The drug solubilization in Polysorbate 80 caused a significant increase in drug release from both suppository bases (
Unlike Polysorbate 80, the polysorbate-containing microemulsion increased the cumulative amount of diffused drug from
The beneficial effect of Polysorbate on drug release from suppositories has been described in several studies (Hanaee et al., 2004; Constantin, 2013; Alsamman and Othman, 2017; Szulc-Musiol et al., 2020). The reasons may be various, e.g., an increase of the exposed surface of the suppository mass in the rectum, a decrease of the interfacial tension between the base and the rectal fluid, or better wetting of the drug (Hanaee et al., 2004). Sah et al. (Sah and Saini, 2008) observed the effect of Polysorbate 80 on the release of indomethacin but at significantly lower concentrations (1% / 5% w / w). Drug concentration increased only when a low concentration of Polysorbate 80 was used (1%, w / w). The authors have mentioned a similar opinion that at higher concentrations Polysorbate 80 forms micelles from which the drug cannot easily escape.

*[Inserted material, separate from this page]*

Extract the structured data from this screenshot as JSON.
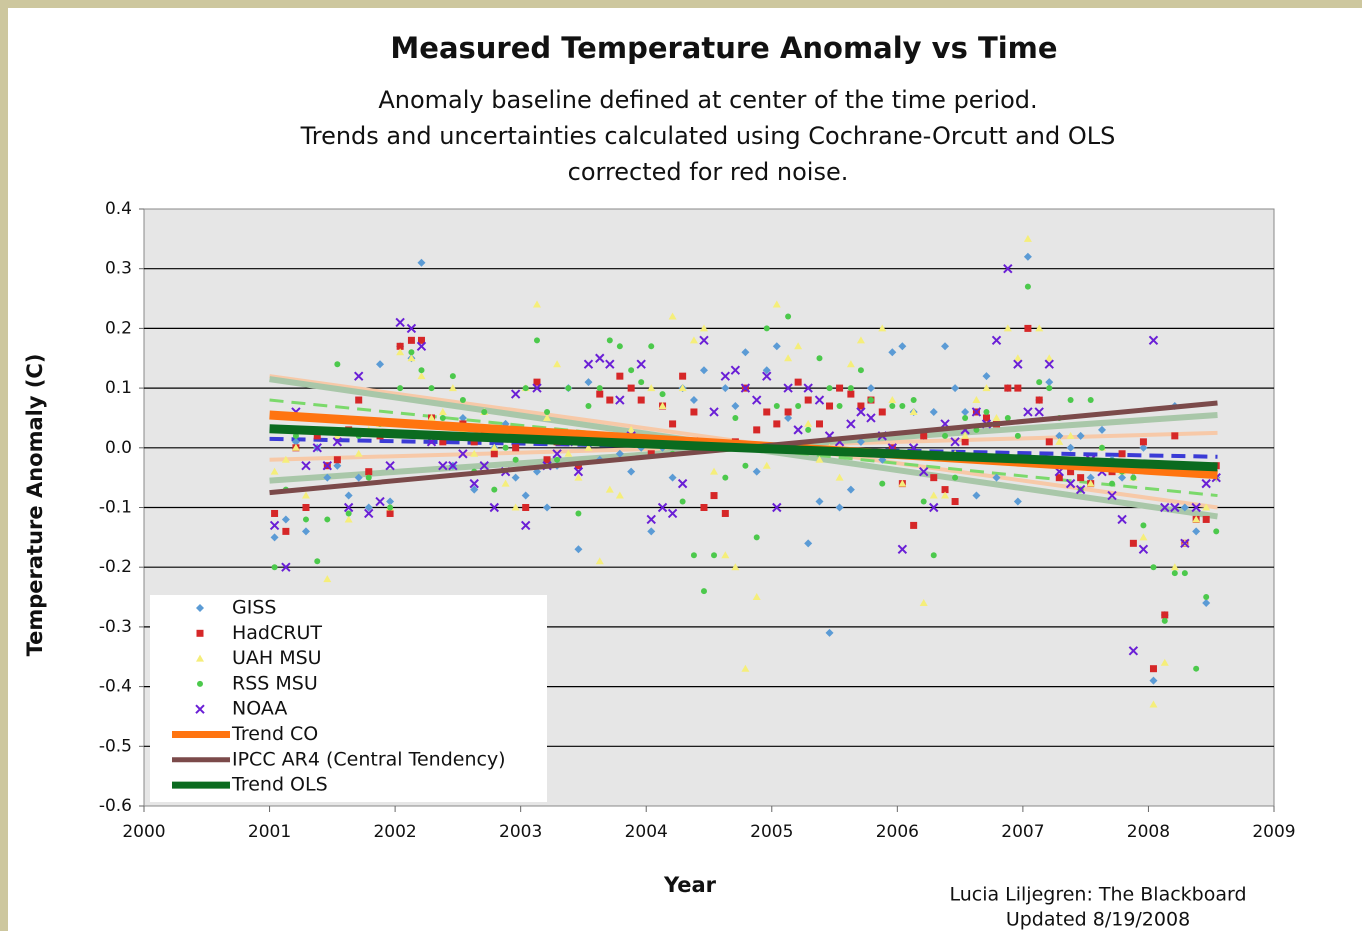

Due to the content of an oil phase and a mixture of surfactants, even compound systems such as microemulsions and nanoemulsions can be considered as potentially synergistically acting drug absorption enhancers. Their application in rectal administration is still limited. The dissolution profiles of indomethacin from suppository bases do not indicate a significant improvement after drug solubilization in the microemulsion. The drug is probably well solubilized in the oil phase of the microemulsion and is therefore released more slowly than when Polysorbate 80 is used alone. Whether the microemulsion tends to prolong drug release similar to some self-microemulsifying suppositories could be evaluated if the dissolution test time were prolonged. As previous studies have confirmed, Polysorbate 80 is an effective drug solubilizer in suppositories, and on the basis of these results it could be concluded that its influence is higher in the hydrophilic suppository base. Thus, the synergistic effect of the absorption enhancers contained in the microemulsion has not been confirmed.